Dans cette position,
j'attendis le jour : Wavres et Bielge étaient occupés par les Prussiens.
Le 19 à trois heures du matin, ils attaquèrent à leur tour, voulant
profiter de la mauvaise position où j'étais, et prétendant me rejeter
dans le défilé, enlever l'artillerie qui avait débouché et me faire
repasser la Dyle. Leurs efforts furent inutiles ; l'intrépidité
des troupes mit à même de repousser toutes les attaques, de culbuter
les Prussiens et de faire enlever par le division Teste le village
de Bielge ; le brave général Penne y fut tué.
Le général Vandamme
faisant alors passer par Bielge une de ses divisions, enleva sans
peine les hauteurs de Wavres, et sur toute ma ligne le succès
fut complet. J'étais en avant de Rozierne, me disposant à marcher
sur Bruxelles, lorsque j'ai reçu la douloureuse nouvelle de la perte
de la bataille de Waterloo. L'officier qui me l'apporta me dit que
V.M.. se retirait sur la Sambre, sans pouvoir préciser sur quel
point il entrait dans ses vues que je me dirigeasse. Engagé sur
toute ma ligne, je cessai de poursuivre, et préparai mon mouvement
rétrograde. L'ennemi en retraite ne songea pas à me suivre. Je marchai
jusqu'à Temploux et Gembloux ; ayant ma cavalerie légère à Mari
de Saint-Denis et mes dragons sur Namur. Apprenant que l'ennemi
avait déjà passé la Sambre et se trouvait sur mon flanc ; n'étant
pas assez fort pour opérer une diversion utile pour l'armée de V.M..
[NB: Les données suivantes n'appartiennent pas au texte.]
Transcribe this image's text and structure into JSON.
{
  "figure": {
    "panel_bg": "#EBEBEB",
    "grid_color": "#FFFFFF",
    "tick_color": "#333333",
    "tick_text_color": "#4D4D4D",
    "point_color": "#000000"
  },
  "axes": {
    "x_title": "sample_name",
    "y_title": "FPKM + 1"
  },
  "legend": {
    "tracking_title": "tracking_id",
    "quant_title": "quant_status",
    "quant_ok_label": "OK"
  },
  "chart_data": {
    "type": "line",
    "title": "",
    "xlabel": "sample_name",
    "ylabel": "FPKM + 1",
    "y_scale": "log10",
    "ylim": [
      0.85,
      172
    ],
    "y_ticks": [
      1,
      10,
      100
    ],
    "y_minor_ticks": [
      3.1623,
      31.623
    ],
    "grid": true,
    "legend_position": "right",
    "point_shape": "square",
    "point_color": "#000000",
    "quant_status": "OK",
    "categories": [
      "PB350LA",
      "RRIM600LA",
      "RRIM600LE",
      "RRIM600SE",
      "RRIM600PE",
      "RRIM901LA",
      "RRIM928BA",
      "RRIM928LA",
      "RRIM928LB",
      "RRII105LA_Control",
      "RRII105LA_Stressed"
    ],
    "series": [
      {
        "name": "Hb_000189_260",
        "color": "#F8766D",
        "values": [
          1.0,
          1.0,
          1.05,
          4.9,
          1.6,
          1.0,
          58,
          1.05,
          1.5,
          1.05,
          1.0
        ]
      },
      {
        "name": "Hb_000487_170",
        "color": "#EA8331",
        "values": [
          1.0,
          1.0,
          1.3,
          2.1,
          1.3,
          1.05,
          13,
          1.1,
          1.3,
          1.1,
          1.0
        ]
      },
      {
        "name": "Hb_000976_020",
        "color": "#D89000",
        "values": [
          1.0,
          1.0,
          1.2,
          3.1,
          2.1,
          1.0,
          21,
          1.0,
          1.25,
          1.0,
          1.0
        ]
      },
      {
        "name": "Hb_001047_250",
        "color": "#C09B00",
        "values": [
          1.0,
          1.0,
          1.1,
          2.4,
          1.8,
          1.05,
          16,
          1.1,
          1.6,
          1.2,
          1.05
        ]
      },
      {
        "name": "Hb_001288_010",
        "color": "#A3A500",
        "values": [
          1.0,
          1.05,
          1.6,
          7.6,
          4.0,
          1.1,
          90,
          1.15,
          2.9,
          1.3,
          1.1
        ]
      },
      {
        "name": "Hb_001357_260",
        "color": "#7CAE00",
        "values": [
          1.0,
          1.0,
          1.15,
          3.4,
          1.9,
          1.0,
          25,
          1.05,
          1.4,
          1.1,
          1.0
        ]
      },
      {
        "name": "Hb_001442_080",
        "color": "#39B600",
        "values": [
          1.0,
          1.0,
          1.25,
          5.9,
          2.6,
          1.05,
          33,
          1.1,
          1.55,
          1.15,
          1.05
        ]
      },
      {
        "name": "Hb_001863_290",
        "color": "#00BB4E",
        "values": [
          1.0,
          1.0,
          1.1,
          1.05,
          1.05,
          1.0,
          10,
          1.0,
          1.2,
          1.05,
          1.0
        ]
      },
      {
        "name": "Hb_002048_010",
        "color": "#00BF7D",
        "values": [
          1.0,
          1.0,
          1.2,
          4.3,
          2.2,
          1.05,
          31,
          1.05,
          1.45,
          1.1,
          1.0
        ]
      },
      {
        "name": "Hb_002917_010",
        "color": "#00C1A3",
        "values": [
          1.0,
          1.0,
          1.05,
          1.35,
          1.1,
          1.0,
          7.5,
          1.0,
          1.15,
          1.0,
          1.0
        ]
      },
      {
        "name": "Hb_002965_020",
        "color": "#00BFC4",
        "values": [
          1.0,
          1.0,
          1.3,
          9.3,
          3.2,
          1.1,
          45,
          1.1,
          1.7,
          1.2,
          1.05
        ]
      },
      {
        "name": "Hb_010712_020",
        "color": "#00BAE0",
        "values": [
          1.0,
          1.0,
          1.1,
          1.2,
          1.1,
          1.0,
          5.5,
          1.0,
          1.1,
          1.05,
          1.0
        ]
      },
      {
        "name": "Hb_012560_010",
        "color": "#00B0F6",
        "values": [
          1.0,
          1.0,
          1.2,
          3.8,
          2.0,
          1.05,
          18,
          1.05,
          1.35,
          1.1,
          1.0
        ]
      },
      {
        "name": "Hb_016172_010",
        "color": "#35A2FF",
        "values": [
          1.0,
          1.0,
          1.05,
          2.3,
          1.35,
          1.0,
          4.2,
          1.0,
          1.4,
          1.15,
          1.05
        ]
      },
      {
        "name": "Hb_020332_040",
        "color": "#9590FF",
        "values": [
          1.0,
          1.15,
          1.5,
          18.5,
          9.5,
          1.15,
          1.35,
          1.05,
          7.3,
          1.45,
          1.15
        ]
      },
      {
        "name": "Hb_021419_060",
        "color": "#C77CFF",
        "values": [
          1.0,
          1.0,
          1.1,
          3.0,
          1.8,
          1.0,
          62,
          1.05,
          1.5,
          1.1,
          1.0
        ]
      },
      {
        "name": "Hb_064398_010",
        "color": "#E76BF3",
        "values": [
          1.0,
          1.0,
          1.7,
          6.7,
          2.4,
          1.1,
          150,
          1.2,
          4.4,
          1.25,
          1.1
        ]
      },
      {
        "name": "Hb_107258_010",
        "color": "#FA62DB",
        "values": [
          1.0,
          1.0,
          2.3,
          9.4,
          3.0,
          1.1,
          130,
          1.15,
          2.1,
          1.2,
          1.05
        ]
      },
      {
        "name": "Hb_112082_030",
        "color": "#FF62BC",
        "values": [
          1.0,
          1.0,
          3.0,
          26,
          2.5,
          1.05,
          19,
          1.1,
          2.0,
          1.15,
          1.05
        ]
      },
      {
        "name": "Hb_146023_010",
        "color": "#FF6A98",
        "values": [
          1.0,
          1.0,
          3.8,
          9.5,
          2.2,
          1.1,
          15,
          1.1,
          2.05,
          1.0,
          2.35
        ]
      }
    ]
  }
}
sans compromettre celle que je commandais, je marchai sur Namur
; le 4e corps par la route de Namur à Charleroi, et le 3e par celle
directe qui y conduit de Temploux. Dans ce moment les queues des
deux colonnes furent attaquées ; celle de droite ayant fait son
mouvement rétrograde plus tôt qu'on ne s'y attendait compromit un
instant la retraite de celle de gauche. De bonnes dispositions réparèrent
tout ; deux pièces qui avaient été prises furent reprises par le
brave 20e de dragons, sous les ordres du colonel Briqueville, qui
enleva en outre un obusier à l'ennemi. Les faibles carrés du .....
régiment, chargés par une cavalerie nombreuse, l'attendirent à bout
portant, lui firent essuyer une perte énorme, et prouvèrent ce que
peuvent de bonnes dispositions, jointes à une attitude calme et
un feu bien dirigé. La cavalerie ennemie, chargée à son tour par
le 1er de hussards aux ordres du maréchal-de-camp Clary, laissa
en nos mains nombre de prisonniers. Tout rentra donc sans perte
dans Namur. Le long défilé qui règne depuis cette place jusqu'à
Dinan, défilé où l'on ne peut marcher que sur une seule colonne,
et les embarras résultant des nombreux transports de blessés que
je conduisais avec moi, rendaient nécessaire de tenir longtemps
la ville, où je ne trouvai pas les moyens de faire sauter le pont.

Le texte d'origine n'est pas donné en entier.